Der Rat der Muslime in Belgien verurteilte das Attentat. Er forderte die Behörden «zu grösster Entschlossenheit auf, um unsere nationale Gemeinschaft zu schützen und so schnell wie möglich Licht ins Dunkel zu bringen».
Die beiden Schweden starben rund fünf Kilometer entfernt vom Brüsseler Fussballstadion, wo die Nationalmannschaften Belgiens und Schwedens in einem EM-Qualifikationsspiel gegeneinander spielten. Das Spiel wurde abgebrochen. Die Nachricht vom Tod der beiden Schweden verbreitete sich in der Halbzeitpause. Nach Angaben des schwedischen TV-Senders SVT hätten die Spieler der schwedischen Nationalmannschaft daraufhin beschlossen, das Spiel nicht fortzusetzen. Die belgischen Nationalspieler hätten sich dem angeschlossen. Mehrere Tausend Menschen mussten aus Sicherheitsgründen zunächst im Brüsseler Fussballstadion ausharren, bis sie evakuiert werden konnten.
Gemäss Beiträgen auf den sozialen Medien waren die beiden Todesopfer Fans der schwedischen Nationalmannschaft.
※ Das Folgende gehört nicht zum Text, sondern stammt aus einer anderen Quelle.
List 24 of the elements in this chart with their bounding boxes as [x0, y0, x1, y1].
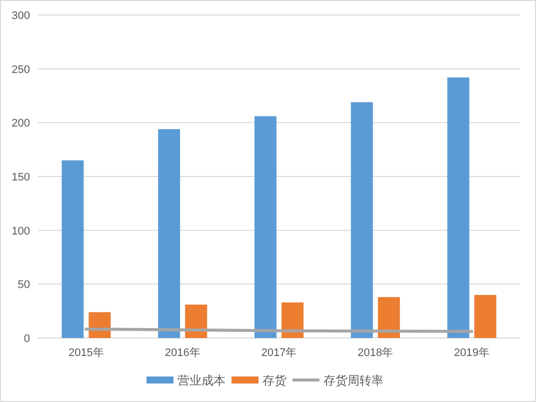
- y-tick-label: 0: [24, 333, 30, 345]
- bar: [282, 302, 304, 338]
- bar: [185, 304, 208, 338]
- bar: [62, 160, 84, 338]
- x-tick-label: 2019年: [454, 347, 490, 359]
- legend-label: 存货: [262, 374, 286, 388]
- x-tick-label: 2016年: [164, 347, 200, 359]
- y-tick-label: 150: [12, 172, 30, 184]
- y-tick-label: 50: [18, 279, 30, 292]
- x-tick-label: 2017年: [261, 347, 297, 359]
- x-tick-label: 2018年: [358, 347, 394, 359]
- y-tick-label: 250: [12, 64, 30, 76]
- y-tick-label: 100: [12, 225, 30, 238]
- legend-label: 营业成本: [178, 374, 226, 388]
- bar: [474, 294, 496, 338]
- bar: [378, 297, 400, 338]
- bar: [350, 102, 373, 338]
- legend-label: 存货周转率: [324, 374, 384, 388]
- bar: [447, 77, 470, 338]
- x-tick-label: 2015年: [68, 347, 104, 359]
- bar: [254, 116, 276, 338]
- y-tick-label: 200: [12, 118, 30, 130]
- bar: [158, 129, 180, 338]
- y-tick-label: 300: [12, 10, 30, 22]
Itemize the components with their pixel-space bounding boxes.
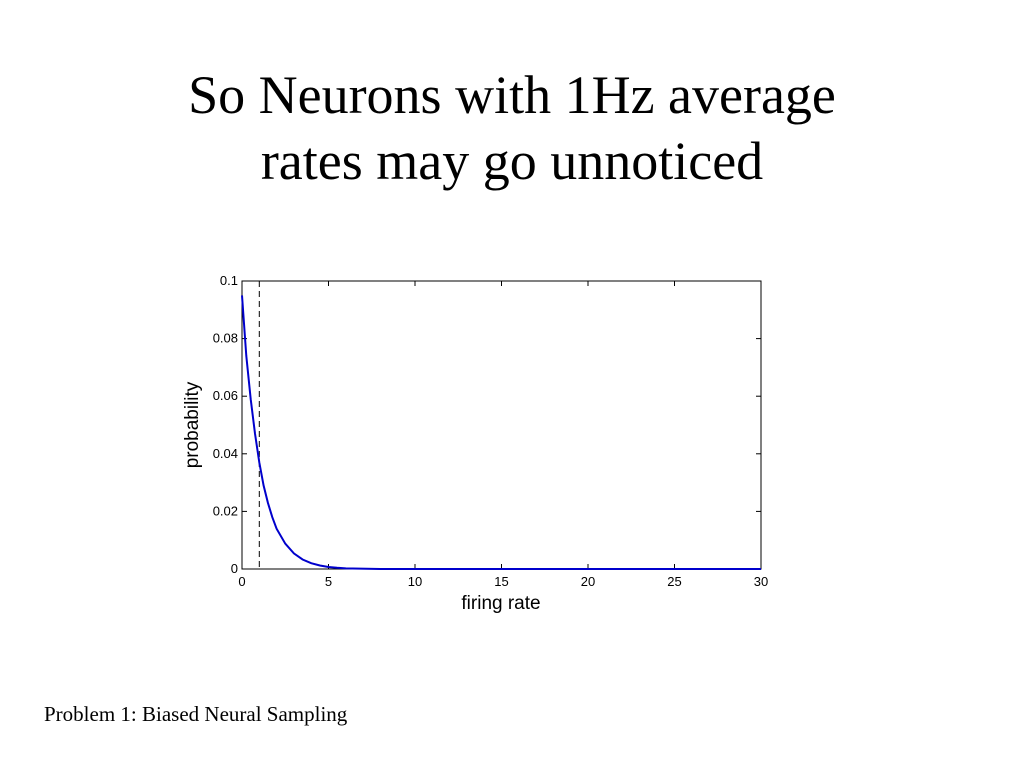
- x-tick-label: 30: [754, 574, 768, 589]
- x-tick-label: 5: [325, 574, 332, 589]
- tick-marks: [241, 280, 762, 570]
- x-tick-label: 10: [408, 574, 422, 589]
- footer-text: Problem 1: Biased Neural Sampling: [44, 702, 348, 726]
- y-tick-label: 0.1: [220, 273, 238, 288]
- slide-title-line-1: So Neurons with 1Hz average: [188, 65, 836, 125]
- y-tick-label: 0.02: [213, 503, 238, 518]
- tick-labels: 0 5 10 15 20 25 30 0 0.02 0.04 0.06 0.08 0.1: [213, 273, 769, 589]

Dies wurde allerdings noch nicht offiziell bestätigt.
Es ist nicht das erste Mal, dass in Brüssel Menschen Opfer eines Anschlags werden. Erst vor rund vier Wochen endete der Prozess zu den Brüsseler Terroranschlägen von 2016. Drei Selbstmordattentäter der Terrororganisation «Islamischer Staat» (IS) hatten damals Bomben am Brüsseler Flughafen Zaventem sowie in einer U-Bahn-Station im Herzen der belgischen Hauptstadt gezündet. Sie töteten über 30 Menschen, 340 wurden verletzt. Für Fassungslosigkeit bei den Hinterbliebenen sorgten damals auch Medienberichte, wonach mehrere der Angeklagten vor den Anschlägen von den belgischen Sicherheitsbehörden überwacht worden waren - und später dennoch ihre Bluttaten verüben konnten.
Der schwedische Ministerpräsident Ulf Kristersson rief seine Landsleute in Belgien zu Vorsicht und Wachsamkeit auf. De Croo drückte Kristersson sein aufrichtiges Beileid aus: «Als enge Partner ist der Kampf gegen den Terrorismus ein gemeinsamer Kampf.» Der Sprecher der Bundesstaatsanwaltschaft stellte allerdings klar, dass es bislang keine Verbindung zwischen dem Anschlag und dem israelisch-palästinensischen Konflikt gebe.
EU-Kommissionspräsidentin Ursula von der Leyen sprach von einem «feigen Anschlag» und drückte den Menschen in Schweden ihr Beileid aus. Der belgische EU-Ratspräsident Charles Michel schrieb auf X: «Das Herz Europas wird von Gewalt getroffen. Mein Mitgefühl gilt den Familien der Opfer des tödlichen Anschlags im Zentrum von Brüssel.» Der belgische Königspalast zeigte sich «schockiert» und drückte seine «Unterstützung für die Sicherheitskräfte aus, die alles tun, um den Urheber der Taten zu fassen», hiess es auf X.